Disguised employment in LLP’s – is it time to review your members’ pay arrangements?
You may recall that legislation came into effect in April 2014 in an attempt to remove the presumption of self-employment for members of an LLP. This was a hot topic for many LLPs at the time of its introduction but, to some extent, has fallen off the agenda since, partly because of the apparent lack of follow-up from HMRC. However, HMRC do now appear to be querying the structure of some LLP’s pay arrangements so, 4 years on, it seems like a good time to revisit this legislation.
The legislation was introduced as a means to remove the inconsistency with traditional partnerships whereby it was possible for LLP’s to make its employee’s members for the sole purpose of avoiding the additional cost of Employer’s National Insurance, which currently stands at 13.8%.
The new rules dictated that if a member of an LLP meets all of the following 3 conditions, they will be deemed to have a disguised employment and the entirety of their remuneration package would be subject to PAYE. These conditions should be looked at prospectively at the start of each financial year and reviewed on the introduction of any new members. It is one of the rare occasions where failure is the preferred option!
- Condition A – At least 80% of the amounts payable by the LLP to the member is ‘disguised salary’
In essence, Condition A will be met if it is reasonable to expect that at least 80% of the remuneration received consists of fixed payments or are not generally affected by the profits or losses of the LLP as a whole.
This does not include performance related bonuses based on the performance of the individual member or on a section or department of the LLP.
• Condition B – The member does not have significant influence over the affairs of the LLP as a whole
For large LLP’s, only members of the management board are likely to be deemed to have ‘failed’ this condition, whereas HMRC are likely to accept that all members of a small family run business will have significant influence.

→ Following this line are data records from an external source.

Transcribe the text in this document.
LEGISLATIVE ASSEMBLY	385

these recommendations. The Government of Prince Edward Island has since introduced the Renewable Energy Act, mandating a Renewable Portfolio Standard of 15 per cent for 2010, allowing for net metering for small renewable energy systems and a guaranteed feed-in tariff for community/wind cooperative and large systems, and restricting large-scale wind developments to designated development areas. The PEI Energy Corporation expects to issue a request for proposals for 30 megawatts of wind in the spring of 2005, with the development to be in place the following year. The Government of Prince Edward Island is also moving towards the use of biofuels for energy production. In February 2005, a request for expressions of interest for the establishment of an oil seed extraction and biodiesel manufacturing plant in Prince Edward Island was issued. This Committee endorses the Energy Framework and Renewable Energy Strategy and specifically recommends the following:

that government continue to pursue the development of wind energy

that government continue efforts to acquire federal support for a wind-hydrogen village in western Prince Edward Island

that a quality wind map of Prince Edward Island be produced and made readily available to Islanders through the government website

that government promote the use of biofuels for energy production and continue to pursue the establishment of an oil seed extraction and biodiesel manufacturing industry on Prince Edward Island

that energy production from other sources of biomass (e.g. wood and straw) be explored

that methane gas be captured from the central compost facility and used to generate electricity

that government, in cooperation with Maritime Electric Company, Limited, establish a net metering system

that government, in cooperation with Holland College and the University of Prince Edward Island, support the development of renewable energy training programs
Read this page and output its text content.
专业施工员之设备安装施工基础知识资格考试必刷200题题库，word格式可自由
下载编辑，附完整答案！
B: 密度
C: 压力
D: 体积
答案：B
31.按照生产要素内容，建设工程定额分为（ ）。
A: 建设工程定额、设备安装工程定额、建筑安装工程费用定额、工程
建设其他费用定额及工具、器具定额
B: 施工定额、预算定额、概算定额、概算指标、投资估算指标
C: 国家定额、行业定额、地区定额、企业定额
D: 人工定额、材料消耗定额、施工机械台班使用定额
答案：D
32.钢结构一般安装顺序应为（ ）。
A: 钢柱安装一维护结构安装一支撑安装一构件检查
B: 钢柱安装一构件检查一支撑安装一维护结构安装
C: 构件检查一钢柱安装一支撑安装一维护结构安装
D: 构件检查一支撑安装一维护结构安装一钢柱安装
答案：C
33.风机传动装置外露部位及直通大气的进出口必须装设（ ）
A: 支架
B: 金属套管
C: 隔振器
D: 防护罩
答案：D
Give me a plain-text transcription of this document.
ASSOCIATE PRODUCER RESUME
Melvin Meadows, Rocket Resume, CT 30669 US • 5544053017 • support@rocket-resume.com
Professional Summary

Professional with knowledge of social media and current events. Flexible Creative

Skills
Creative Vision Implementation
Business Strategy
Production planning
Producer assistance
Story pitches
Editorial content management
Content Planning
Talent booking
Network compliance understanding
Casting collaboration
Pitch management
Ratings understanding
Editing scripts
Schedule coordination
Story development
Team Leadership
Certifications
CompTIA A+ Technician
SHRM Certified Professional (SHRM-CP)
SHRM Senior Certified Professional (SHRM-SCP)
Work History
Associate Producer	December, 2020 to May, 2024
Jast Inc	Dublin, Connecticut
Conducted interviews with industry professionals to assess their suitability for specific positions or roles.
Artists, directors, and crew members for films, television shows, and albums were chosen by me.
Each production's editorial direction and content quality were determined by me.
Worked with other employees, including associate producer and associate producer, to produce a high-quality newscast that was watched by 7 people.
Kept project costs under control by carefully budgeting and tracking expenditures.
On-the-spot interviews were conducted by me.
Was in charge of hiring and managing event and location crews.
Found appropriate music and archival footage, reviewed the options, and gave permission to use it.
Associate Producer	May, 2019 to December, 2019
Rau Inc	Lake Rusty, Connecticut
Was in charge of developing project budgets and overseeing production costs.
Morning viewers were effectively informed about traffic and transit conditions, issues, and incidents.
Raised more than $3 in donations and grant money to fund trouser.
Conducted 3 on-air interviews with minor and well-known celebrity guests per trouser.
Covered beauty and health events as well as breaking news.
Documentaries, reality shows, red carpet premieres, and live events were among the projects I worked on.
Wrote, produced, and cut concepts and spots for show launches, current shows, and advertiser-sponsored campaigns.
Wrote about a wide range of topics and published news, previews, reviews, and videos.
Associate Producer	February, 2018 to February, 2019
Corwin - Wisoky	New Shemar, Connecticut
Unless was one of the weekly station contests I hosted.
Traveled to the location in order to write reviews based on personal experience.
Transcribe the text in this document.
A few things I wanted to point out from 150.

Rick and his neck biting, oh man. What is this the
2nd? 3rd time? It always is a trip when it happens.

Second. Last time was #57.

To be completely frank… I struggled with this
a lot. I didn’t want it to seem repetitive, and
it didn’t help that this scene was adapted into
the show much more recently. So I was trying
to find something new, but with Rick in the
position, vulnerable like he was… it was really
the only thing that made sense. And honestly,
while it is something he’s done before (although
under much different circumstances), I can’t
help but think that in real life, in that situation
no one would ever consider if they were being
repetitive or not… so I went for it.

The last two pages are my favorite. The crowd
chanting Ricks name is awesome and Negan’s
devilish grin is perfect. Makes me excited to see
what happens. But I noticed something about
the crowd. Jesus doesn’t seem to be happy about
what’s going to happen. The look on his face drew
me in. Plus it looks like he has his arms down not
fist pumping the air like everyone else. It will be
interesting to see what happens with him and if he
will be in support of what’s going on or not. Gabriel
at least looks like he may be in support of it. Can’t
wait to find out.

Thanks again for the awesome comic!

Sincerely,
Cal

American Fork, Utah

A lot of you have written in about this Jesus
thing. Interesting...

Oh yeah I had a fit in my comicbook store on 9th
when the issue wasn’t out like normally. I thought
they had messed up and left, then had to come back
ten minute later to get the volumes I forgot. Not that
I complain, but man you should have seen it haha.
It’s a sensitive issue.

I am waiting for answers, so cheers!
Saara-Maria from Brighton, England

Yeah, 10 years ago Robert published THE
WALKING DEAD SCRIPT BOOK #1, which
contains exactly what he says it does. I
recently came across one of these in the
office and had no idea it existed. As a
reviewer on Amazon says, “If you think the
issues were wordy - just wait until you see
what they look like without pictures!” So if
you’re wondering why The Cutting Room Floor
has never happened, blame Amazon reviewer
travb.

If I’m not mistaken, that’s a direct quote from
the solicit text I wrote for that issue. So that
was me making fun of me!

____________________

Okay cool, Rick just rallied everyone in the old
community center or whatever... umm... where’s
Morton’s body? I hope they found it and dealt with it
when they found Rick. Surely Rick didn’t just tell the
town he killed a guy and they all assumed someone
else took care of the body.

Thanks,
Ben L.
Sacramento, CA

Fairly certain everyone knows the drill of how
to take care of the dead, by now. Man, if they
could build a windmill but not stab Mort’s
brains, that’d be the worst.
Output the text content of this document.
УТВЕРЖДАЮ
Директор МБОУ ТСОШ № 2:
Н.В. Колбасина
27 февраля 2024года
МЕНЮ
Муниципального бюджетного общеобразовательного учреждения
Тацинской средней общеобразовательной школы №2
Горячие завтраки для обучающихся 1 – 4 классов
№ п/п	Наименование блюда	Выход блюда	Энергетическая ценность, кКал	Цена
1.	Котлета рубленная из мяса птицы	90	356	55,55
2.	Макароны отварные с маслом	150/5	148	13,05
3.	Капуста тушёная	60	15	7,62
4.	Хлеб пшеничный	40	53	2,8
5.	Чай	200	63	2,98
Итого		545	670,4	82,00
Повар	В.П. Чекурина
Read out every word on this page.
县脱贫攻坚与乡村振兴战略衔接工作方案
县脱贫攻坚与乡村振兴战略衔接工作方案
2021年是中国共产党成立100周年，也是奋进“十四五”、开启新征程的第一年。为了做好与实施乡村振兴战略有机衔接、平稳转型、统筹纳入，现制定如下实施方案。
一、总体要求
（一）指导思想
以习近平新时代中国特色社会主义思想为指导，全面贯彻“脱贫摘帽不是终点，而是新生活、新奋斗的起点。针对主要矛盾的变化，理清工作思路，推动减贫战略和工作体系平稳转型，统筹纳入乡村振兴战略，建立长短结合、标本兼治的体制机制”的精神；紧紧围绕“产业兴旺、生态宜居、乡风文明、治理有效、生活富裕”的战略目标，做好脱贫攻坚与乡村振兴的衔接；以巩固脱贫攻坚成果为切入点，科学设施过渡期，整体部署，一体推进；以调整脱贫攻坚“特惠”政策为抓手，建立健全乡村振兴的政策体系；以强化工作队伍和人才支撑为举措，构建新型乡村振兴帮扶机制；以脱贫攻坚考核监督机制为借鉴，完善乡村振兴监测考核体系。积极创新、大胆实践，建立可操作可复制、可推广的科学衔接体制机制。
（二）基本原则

• Condition C – The member’s capital contribution is less than 25% of their disguised salary
If a member risks losing capital equivalent to at least 25% of their disguised salary should the business be unsuccessful, they will ‘fail’ condition C and continue to be treated as self-employed. It’s important to remember that undrawn profit shares or tax reserves of members do not constitute capital contributions.
Many LLP’s will have complex profit-sharing arrangements based on a wide range of factors, or have members who receive a fixed profit share, so it is important that LLP members have a good understanding of this complicated area of legislation, or risk incurring the cost of expensive Employer’s NIC and possible fines and interest.